There are days that I realize that I am utterly jaded. Ruined. Unable to be astonished by the worst of the world or impressed by the best.
Ever feel like you’ve been there, done that? I’ve lost my ability to be surprised by anything - well almost. Those closest to me are capable of shocking me from time to time when they step out of their box - their comfort zone. When I’ve seen people wallow in their own faults, like myself from time to time, I tend to be a little amazed when they stop.
Still, nothing shocks me anymore. I have a sister, who closed the door on a divorce, and who has moved in with my mother (God help her) temporarily while she recovers from the aftermath. She recently began dating…and caught her new love interest trying to tape them having sex.
*sigh*
That basically sums up my reaction to the news. I didn’t feel a wave of rage, mild disgust perhaps, but I was more interested in how she protected herself. Tape destroyed? Police called? Had she done a background check on him?

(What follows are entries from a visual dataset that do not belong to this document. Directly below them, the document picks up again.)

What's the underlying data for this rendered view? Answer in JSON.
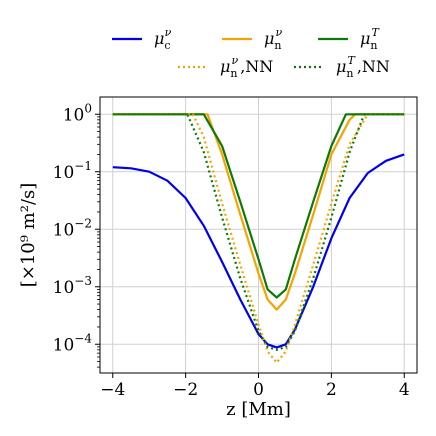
{
  "chart_data": {
    "type": "line",
    "xlabel": "z [Mm]",
    "ylabel": "[×10⁹ m²/s]",
    "xlim": [
      -4.35,
      4.35
    ],
    "ylim_log10": [
      -4.5,
      0.3
    ],
    "y_scale": "log",
    "grid": true,
    "legend_position": "top",
    "x_ticks": [
      -4,
      -2,
      0,
      2,
      4
    ],
    "x_tick_labels": [
      "−4",
      "−2",
      "0",
      "2",
      "4"
    ],
    "y_ticks_log10": [
      0,
      -1,
      -2,
      -3,
      -4
    ],
    "y_tick_labels": [
      {
        "base": "10",
        "exp": "0"
      },
      {
        "base": "10",
        "exp": "−1"
      },
      {
        "base": "10",
        "exp": "−2"
      },
      {
        "base": "10",
        "exp": "−3"
      },
      {
        "base": "10",
        "exp": "−4"
      }
    ],
    "series": [
      {
        "name": "μ_c^ν",
        "color": "#0000ee",
        "style": "solid",
        "x": [
          -4.0,
          -3.5,
          -3.0,
          -2.5,
          -2.0,
          -1.5,
          -1.0,
          -0.5,
          0.0,
          0.25,
          0.5,
          0.75,
          1.0,
          1.5,
          2.0,
          2.5,
          3.0,
          3.5,
          4.0
        ],
        "y": [
          0.12,
          0.115,
          0.1,
          0.07,
          0.035,
          0.0115,
          0.0027,
          0.0006,
          0.00015,
          0.0001,
          8.8e-05,
          0.0001,
          0.00018,
          0.001,
          0.007,
          0.035,
          0.095,
          0.155,
          0.2
        ]
      },
      {
        "name": "μ_n^ν",
        "color": "#f5a300",
        "style": "solid",
        "x": [
          -4.0,
          -1.4,
          -1.0,
          -0.5,
          0.0,
          0.25,
          0.5,
          0.75,
          1.0,
          1.5,
          2.0,
          2.5,
          2.65,
          3.0,
          4.0
        ],
        "y": [
          1.0,
          1.0,
          0.2,
          0.018,
          0.0017,
          0.0006,
          0.0004,
          0.0006,
          0.0017,
          0.018,
          0.2,
          0.8,
          1.0,
          1.0,
          1.0
        ]
      },
      {
        "name": "μ_n^T",
        "color": "#0b7a0b",
        "style": "solid",
        "x": [
          -4.0,
          -1.5,
          -1.0,
          -0.5,
          0.0,
          0.25,
          0.5,
          0.75,
          1.0,
          1.5,
          2.0,
          2.4,
          3.0,
          4.0
        ],
        "y": [
          1.0,
          1.0,
          0.28,
          0.03,
          0.003,
          0.0009,
          0.00065,
          0.0009,
          0.003,
          0.03,
          0.28,
          1.0,
          1.0,
          1.0
        ]
      },
      {
        "name": "μ_n^ν,NN",
        "color": "#f5a300",
        "style": "dotted",
        "x": [
          -4.0,
          -1.8,
          -1.5,
          -1.0,
          -0.5,
          0.0,
          0.25,
          0.5,
          0.75,
          1.0,
          1.5,
          2.0,
          2.5,
          3.0,
          4.0
        ],
        "y": [
          1.0,
          1.0,
          0.4,
          0.028,
          0.0024,
          0.00022,
          7.5e-05,
          4.8e-05,
          7.5e-05,
          0.00022,
          0.0024,
          0.028,
          0.3,
          1.0,
          1.0
        ]
      },
      {
        "name": "μ_n^T,NN",
        "color": "#0b7a0b",
        "style": "dotted",
        "x": [
          -4.0,
          -1.95,
          -1.5,
          -1.0,
          -0.5,
          0.0,
          0.25,
          0.5,
          0.75,
          1.0,
          1.5,
          2.0,
          2.5,
          2.9,
          4.0
        ],
        "y": [
          1.0,
          1.0,
          0.22,
          0.016,
          0.0014,
          0.00017,
          9e-05,
          8e-05,
          9e-05,
          0.00017,
          0.0014,
          0.016,
          0.22,
          1.0,
          1.0
        ]
      }
    ],
    "legend": [
      {
        "series": 0,
        "sym": "μ",
        "sub": "c",
        "sup": "ν",
        "suffix": ""
      },
      {
        "series": 1,
        "sym": "μ",
        "sub": "n",
        "sup": "ν",
        "suffix": ""
      },
      {
        "series": 2,
        "sym": "μ",
        "sub": "n",
        "sup": "T",
        "suffix": ""
      },
      {
        "series": 3,
        "sym": "μ",
        "sub": "n",
        "sup": "ν",
        "suffix": ",NN"
      },
      {
        "series": 4,
        "sym": "μ",
        "sub": "n",
        "sup": "T",
        "suffix": ",NN"
      }
    ]
  }
}
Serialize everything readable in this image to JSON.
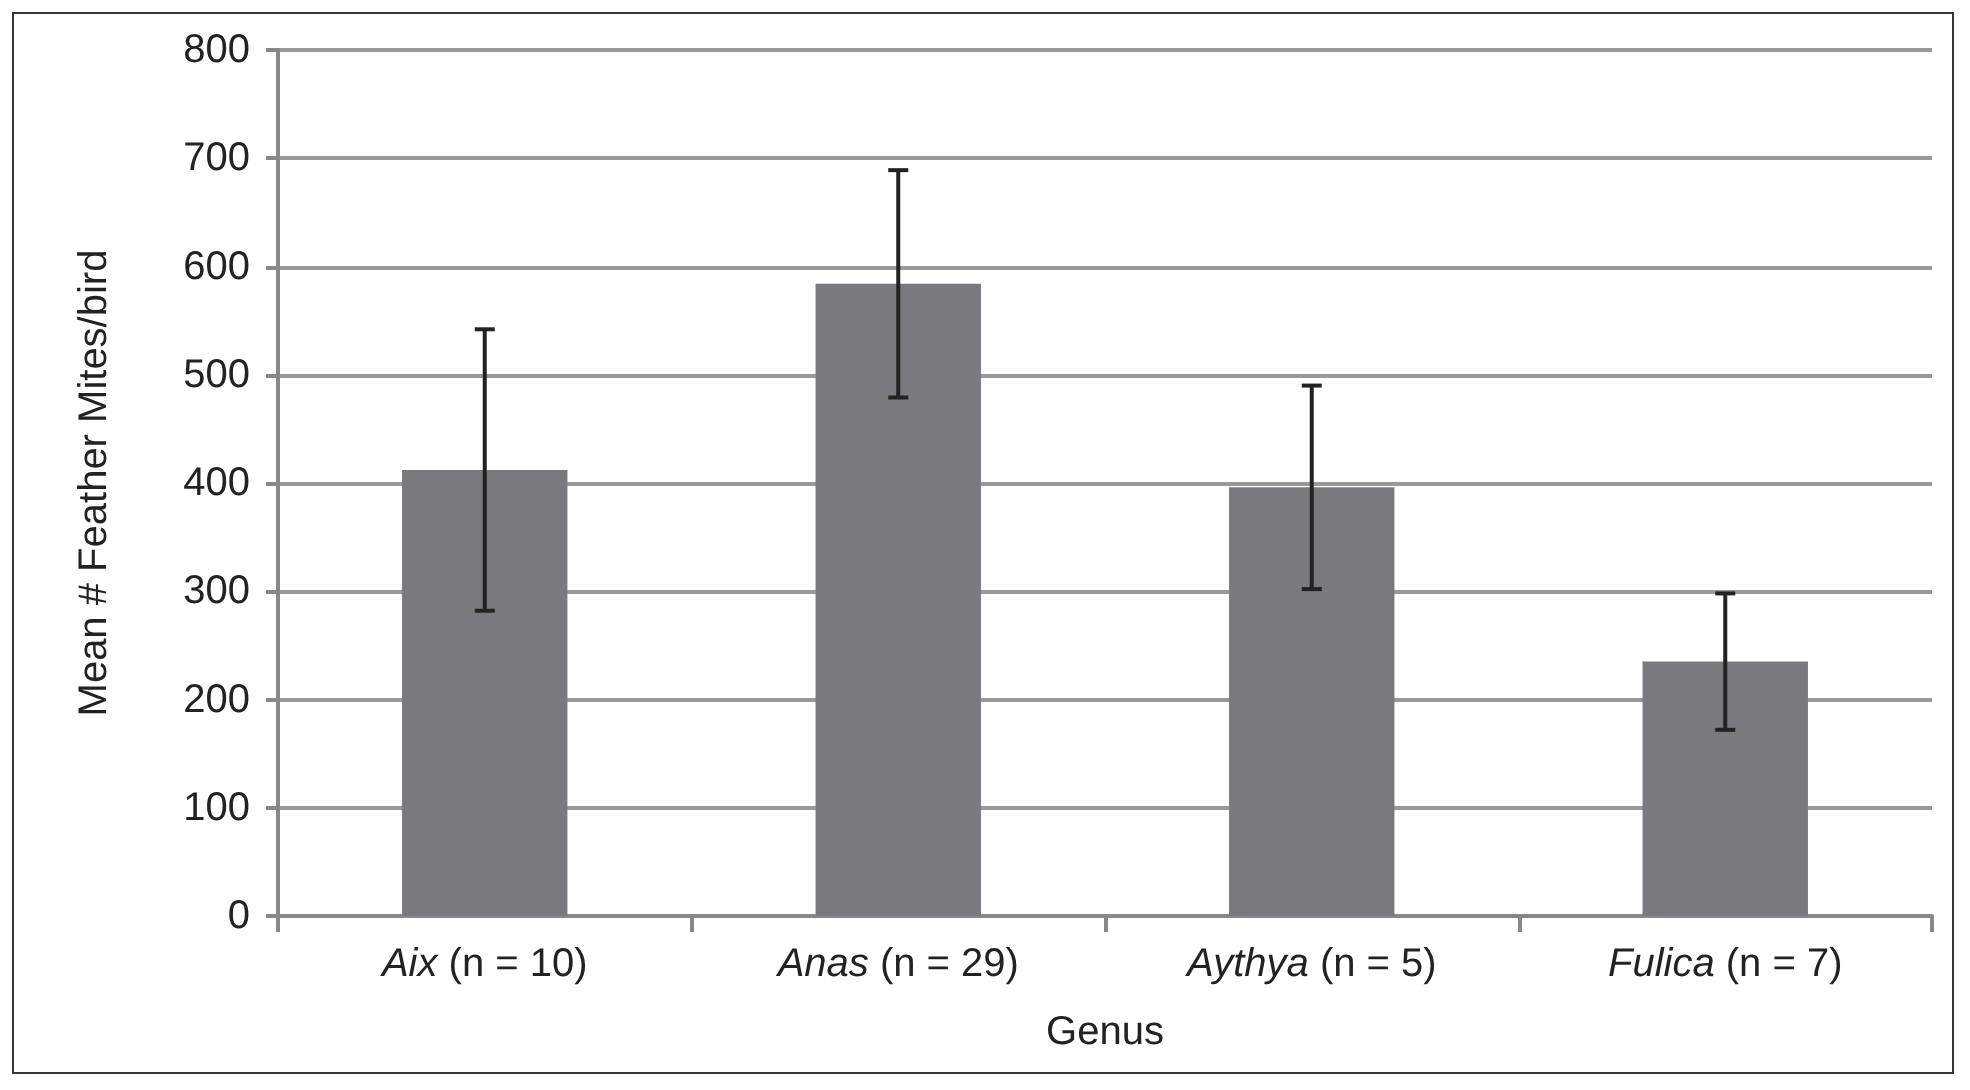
{
  "chart_data": {
    "type": "bar",
    "xlabel": "Genus",
    "ylabel": "Mean # Feather Mites/bird",
    "categories": [
      "Aix (n = 10)",
      "Anas (n = 29)",
      "Aythya (n = 5)",
      "Fulica (n = 7)"
    ],
    "values": [
      412,
      584,
      396,
      235
    ],
    "errors": [
      130,
      105,
      94,
      63
    ],
    "color": "#797a7e",
    "ylim": [
      0,
      800
    ],
    "yticks": [
      0,
      100,
      200,
      300,
      400,
      500,
      600,
      700,
      800
    ],
    "grid": "y"
  }
}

She told me, quite matter-of-fact, that she expected me to go over and ‘kick his ass.’ I told her I could arrange for mace during his arrest if she would like….but, she didn’t press charges.
Still that little side trip into my personal life aside, I just can’t be moved that easily. The concern has died in me. The ability to empathize is gone. I don’t seek to understand how they feel, I am more interested in what they are doing to improve it. Rather like a Tony Robbins goal mastery course on speed and minus the charisma.
I’m not moved by the stated emotion, but by the taken action. I don’t like to read about depression and suicide unless you plan on ending it forever, or getting over it. I respect results, I admire action, and I don’t want to read about how you feel during the conflict. I like the story that bottoms in the middle and points towards a more hopeful horizon.
Don’t mistake that for optimism. I’m too much of a realist to enjoy blowing sunshine up anyone’s ass. I fully expect you to fail many more times that you succeed.
So where does that leave me? Cynical. Jaded. Untrusting.
Holy shit. I’m an asshole.
Now that made me smile.
TSK TSK.. you see you can make YOURSELF laugh.. that is a good sign!
Comment by lea — 2/14/2006 @ 8:59 pm
Soft smile. I appreciate the irony also.